In fact, the boot crashes and now I have to recover the image from the MicroSD card and delete this line from the fstab file.

I don't know why, but it is not working just with these line :-(
 
In fact, the boot crashes ...
I'm sorry, but I can't debug "it crashes". You need to give me details. Exactly what does it do? Does the mount just silently not happen? Or do you get error messages? Did you test it when booting, or afterwards (/etc/fstab can be used at boot time, and also when you say mount -a). Did the OS crash? What exactly were the messages? What exact commands did you use to test it?

A picture of the cabling (which looks about as well-organized as the cabling on my work bench) doesn't help; a picture of the console messages might have helped.

There is one other suspicious thing: These days, most OSes format disk drives with partition tables, but the mount line /dev/da0 indicates that the MS-DOS file system is on the whole disk. That *could* be right, but it's a bit unusual.

and now I have to recover the image from the MicroSD card and delete this line from the fstab file.
That's very bizarre. How did failing to mount an external disk manage to destroy the image on disk? That makes very little sense.
 
Most likely the disk is not ready at boot time, late option may halep:
Code:
/dev/da0   /mnt/discdur   msdosfs   [b]late[/b],rw,large   0   0
the mount line /dev/da0 indicates that the MS-DOS file system is on the whole disk. That *could* be right, but it's a bit unusual.
I've seen many flash drives formatted that way. But that's not problem at all, if that was wrong, it couldn't crash the system, would simply spit out an error and proceed forward.
 
Sorry, my explanation was poor.

After configuring /etc/fstab as you said, my Raspberry Pi starts, I see the first ten seconds of the normal boot loader, but suddenly it doesn't continue and doesn't get an IP address from my router and also the prompt never appears. Very bizarre, yes.

Now, I take out the MicroSD from the Raspberry Pi, I mounted on my Lenovo PC with FreeBSD 10.3 and I deleted the line from the /etc/fstab and connected again into the Raspberry, and the Raspberry is working again well.
I'm thinking to format the hard disk SATA with using UFS2 filesystem, and maybe it will be easier to do this.
 
I add more information:

I'm trying to test /etc/fstab without rebooting, by the command "# mount -a" and is not working :-(

So, something must be wrong still.
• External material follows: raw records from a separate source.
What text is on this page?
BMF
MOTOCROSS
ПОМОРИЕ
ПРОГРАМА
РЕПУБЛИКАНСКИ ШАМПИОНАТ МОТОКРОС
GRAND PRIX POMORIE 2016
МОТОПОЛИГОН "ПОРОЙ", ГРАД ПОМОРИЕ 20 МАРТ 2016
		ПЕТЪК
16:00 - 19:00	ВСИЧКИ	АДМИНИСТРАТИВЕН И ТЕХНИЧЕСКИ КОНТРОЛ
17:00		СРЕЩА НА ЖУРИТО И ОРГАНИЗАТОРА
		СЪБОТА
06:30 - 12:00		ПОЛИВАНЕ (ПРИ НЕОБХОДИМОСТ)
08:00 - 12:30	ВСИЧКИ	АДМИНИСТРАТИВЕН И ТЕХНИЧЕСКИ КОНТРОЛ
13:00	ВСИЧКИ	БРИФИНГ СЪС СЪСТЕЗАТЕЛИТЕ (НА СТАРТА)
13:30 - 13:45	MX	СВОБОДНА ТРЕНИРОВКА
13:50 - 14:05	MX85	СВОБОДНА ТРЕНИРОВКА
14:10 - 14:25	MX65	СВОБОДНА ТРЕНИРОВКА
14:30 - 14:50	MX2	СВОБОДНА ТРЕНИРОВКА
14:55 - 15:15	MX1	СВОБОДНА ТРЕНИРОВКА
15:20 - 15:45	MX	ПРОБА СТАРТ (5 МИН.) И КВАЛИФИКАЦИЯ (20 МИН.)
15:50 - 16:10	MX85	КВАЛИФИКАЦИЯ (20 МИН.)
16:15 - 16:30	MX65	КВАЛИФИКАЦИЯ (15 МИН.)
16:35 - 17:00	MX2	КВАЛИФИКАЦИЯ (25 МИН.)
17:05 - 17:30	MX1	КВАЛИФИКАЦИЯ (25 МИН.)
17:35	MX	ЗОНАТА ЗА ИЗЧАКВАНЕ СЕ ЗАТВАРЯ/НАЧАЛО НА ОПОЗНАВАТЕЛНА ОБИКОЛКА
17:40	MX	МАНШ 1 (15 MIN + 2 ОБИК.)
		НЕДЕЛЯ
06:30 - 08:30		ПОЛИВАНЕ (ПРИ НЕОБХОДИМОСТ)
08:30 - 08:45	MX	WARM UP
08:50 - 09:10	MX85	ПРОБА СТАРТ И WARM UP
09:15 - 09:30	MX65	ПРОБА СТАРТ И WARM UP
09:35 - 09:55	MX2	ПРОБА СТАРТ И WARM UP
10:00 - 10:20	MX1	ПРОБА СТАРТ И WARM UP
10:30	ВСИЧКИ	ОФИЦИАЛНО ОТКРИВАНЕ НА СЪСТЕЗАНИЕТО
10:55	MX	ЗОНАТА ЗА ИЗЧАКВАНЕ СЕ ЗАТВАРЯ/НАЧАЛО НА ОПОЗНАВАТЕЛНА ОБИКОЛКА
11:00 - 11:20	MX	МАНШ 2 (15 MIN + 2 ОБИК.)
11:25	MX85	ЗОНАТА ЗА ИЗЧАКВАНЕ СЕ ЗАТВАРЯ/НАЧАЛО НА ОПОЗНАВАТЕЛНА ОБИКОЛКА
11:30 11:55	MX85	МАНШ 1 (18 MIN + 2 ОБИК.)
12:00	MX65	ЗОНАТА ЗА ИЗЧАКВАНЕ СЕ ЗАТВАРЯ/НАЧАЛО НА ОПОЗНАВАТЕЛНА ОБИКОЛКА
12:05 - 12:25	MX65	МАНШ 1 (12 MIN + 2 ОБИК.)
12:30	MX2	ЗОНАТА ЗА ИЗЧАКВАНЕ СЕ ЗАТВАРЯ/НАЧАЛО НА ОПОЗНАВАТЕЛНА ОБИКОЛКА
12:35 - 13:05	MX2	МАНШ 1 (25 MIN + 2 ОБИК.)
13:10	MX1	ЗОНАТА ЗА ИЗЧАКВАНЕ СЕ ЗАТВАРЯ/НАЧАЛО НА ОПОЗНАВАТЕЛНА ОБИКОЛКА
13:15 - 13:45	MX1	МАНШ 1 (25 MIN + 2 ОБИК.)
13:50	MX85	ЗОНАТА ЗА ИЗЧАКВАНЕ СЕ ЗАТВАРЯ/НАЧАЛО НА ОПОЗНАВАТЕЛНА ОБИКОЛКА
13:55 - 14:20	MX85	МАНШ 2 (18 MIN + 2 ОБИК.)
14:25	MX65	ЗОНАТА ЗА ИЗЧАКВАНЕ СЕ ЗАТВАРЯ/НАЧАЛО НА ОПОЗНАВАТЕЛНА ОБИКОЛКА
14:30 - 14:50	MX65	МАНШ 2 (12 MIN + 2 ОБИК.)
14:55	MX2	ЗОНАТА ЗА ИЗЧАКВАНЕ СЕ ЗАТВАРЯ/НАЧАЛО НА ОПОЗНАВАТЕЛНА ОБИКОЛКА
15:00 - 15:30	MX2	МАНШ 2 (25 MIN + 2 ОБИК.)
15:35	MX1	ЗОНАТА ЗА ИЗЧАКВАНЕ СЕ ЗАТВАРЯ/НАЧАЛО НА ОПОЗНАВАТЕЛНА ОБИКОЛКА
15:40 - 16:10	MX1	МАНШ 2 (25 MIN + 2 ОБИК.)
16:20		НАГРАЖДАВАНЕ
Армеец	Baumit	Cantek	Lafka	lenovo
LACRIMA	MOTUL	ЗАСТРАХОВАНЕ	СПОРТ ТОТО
I start to consider the UFS2 filesystem for this SATA disc, and forget the FAT32.
 
[SOLVED]

I delete the information and partitions of the 250GB SATA disk.
I create a UFS format.
I configured my /etc/fstab to mount this external SATA disk and now everything is working like a charm.

Here is what I did:

Code:
# dd if=/dev/zero of=/dev/da0 bs=1m count=128
Code:
# newfs -L discodurUSB -O2 -U -m 6 /dev/da0
Code:
# mount /dev/ufs/discodurUSB /mnt/discdur1/

And in my /etc/fstab I added:

/dev/ufs/discodurUSB /mnt/discdur1 ufs rw 1 1

Thanks for reading and helping me.
 
I'm trying to test /etc/fstab without rebooting, by the command "# mount -a" and is not working :-(
If you want to avoid automounting a filesystem at boot time, just add another option noauto on the corresponding line:
Code:
/dev/ufs/discodurUSB /mnt/discdur1 ufs noauto,late,rw 0 1
I'd recommend to keep late anyway, since the USB-SATA adapter most likely slow in cold start.
 
I'm trying to test /etc/fstab without rebooting, by the command mount -a and is not working
Please note, for the next time you have a problem, "it doesn't work" doesn't tell us anything. Please provide the exact errors messages or, if there are no errors, state there are no errors. "It doesn't work" could mean just about anything and in order to be able to help you we need to know exactly what you are doing and the results (or lack thereof) you're getting.